Can you speculate on the Spanish inheritance tax lapsing?
For years it was common practice to keep the death of a foreign property owner secret and continue paying the applicable annual property taxes and garbage fees.
The Spanish authorities usually had no knowledge of the death of a non-resident, for example in Germany or France, and therefore required no inheritance tax.
Spanish inheritance tax exceeds the statute of limitations after four years, but generally the count begins 6 months after the date of death, so practically speaking it lapses after 4 ½ years. Up until 1.1.2003 the beneficiary of the late foreign non-resident property owner could, after a period of 4 ½ years, get the inheritance tax-free and register the property under his name.
Since 1.1.2003 this “trick” could no longer be used, because the following applied to the inheritance of non-residents dying abroad: The limitation period for the inheritance tax no longer started with the date of death, but in the moment when the Spanish authorities learnt about the death, for example, by notary deed of acceptance of inheritance and presentation of the document at the land registry. Waiting and allowing the inheritance tax to lapse was therefore almost impossible.
Recently, however, there was, in connection with the question of limitation of inheritance tax, an interesting decision by the so-called Central Economic-Administrative Tribunal (“Tribunal Economico-Administrativo-Central”, abbreviated TEAC), which is the supreme audit institution of the Spanish tax authorities. The TEAC came to the decision that the special provision in Article 25.2, which concerns the date of knowledge by the Spanish authorities, only applies to gift tax, but not to inheritance tax.

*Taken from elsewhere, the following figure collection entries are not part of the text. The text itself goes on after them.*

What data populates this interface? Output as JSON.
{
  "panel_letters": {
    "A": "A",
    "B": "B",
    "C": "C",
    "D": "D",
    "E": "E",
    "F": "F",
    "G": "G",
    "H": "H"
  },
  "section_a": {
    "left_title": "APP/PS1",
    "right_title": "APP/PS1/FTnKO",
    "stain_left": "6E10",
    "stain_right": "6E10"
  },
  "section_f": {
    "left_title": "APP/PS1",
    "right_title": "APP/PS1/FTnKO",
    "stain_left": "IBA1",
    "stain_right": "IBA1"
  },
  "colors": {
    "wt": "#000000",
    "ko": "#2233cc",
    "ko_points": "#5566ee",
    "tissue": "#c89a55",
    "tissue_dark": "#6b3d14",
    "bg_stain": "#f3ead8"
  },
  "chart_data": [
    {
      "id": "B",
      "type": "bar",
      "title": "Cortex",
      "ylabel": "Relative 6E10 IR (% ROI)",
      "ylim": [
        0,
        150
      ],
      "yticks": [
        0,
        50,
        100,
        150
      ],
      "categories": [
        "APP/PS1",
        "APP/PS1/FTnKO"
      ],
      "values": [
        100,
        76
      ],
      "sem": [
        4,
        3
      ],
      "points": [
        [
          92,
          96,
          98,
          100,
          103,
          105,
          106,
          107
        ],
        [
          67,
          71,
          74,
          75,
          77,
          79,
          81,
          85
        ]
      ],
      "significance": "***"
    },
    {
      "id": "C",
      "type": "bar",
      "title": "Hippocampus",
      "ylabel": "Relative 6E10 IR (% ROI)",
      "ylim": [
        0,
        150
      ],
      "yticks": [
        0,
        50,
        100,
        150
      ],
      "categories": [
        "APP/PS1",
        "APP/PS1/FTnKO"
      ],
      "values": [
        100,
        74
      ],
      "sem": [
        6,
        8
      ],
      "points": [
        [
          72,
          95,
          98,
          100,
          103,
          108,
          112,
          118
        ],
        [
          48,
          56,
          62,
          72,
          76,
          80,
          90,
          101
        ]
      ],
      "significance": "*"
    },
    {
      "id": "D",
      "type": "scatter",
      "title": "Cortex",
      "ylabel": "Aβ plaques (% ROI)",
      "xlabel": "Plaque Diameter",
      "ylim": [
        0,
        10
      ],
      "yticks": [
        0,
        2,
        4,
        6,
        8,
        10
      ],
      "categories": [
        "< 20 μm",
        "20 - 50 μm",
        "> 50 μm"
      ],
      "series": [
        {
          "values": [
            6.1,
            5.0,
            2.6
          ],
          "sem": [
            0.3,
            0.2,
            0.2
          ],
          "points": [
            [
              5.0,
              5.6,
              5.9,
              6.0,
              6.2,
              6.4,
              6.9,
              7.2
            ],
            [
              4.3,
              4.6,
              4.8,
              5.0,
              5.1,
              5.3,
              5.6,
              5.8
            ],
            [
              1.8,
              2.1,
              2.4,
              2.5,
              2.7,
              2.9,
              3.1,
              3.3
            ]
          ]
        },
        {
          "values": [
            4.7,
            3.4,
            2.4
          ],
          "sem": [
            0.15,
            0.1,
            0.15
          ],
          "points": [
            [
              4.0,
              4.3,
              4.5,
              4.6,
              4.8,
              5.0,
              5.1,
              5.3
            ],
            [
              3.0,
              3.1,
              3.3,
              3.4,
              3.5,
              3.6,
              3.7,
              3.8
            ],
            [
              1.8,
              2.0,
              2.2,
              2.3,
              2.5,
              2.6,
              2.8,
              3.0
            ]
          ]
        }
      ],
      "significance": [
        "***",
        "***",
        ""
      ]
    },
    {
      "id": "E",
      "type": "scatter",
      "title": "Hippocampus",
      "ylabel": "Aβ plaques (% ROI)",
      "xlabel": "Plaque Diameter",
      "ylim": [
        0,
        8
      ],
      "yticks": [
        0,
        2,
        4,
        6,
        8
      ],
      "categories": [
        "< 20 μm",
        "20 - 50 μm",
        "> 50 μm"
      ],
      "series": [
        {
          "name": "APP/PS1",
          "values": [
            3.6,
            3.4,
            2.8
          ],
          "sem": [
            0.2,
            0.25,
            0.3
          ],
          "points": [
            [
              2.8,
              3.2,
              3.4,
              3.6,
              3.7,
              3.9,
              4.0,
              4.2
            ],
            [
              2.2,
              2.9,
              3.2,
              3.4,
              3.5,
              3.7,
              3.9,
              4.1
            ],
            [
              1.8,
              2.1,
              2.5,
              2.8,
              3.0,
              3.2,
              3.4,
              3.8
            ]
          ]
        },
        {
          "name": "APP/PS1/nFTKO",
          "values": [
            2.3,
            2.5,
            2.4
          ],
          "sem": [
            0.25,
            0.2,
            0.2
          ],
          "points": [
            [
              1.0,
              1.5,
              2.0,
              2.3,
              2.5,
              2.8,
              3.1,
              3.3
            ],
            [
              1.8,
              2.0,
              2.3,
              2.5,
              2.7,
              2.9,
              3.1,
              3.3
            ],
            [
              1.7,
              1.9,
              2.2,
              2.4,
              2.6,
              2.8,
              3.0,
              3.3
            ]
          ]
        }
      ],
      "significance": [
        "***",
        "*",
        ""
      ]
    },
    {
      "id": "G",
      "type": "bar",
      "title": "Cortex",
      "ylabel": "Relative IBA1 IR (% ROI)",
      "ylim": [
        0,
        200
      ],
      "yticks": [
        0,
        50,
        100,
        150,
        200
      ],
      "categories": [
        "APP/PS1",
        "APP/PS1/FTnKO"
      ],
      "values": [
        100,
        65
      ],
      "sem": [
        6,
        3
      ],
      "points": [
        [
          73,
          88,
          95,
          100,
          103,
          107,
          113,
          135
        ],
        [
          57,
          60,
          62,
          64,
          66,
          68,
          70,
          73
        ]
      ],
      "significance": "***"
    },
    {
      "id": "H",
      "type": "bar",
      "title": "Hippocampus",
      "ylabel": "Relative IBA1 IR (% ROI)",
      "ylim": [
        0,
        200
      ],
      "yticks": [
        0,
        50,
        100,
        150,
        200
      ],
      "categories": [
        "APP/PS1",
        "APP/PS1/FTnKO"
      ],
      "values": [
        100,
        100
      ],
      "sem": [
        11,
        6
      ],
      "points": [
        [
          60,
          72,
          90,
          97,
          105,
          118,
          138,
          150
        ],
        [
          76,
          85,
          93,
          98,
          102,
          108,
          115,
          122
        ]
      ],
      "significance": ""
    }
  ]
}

This means that the limitation period for inheritance tax begins to run at the time of death, and not with the testator’s announcement about the deceased to the Spanish authorities.
Although it is assumed that the Spanish tax authorities will appeal against this decision, nevertheless one can say, at this stage, that speculating on the lapsing of inheritance tax can be successful again. Of course there is no guarantee, because the law is still not entirely clear, and a residual risk remains.
The principle obligation to pay inheritance tax within 4 years and 6 months remains. The heir to a property of a foreign decedent thus incurs a certain but currently quite manageable risk. It should be noted that under Spanish law an heir must give an explicit declaration of acceptance of inheritance, usually in front of the notary. Only under certain conditions, can such a declaration also be done privately in writing. When it comes to the inheritance of a property, the land registry offices in Ibiza always ask for a notarized statement of acceptance of inheritance for alteration in the land register.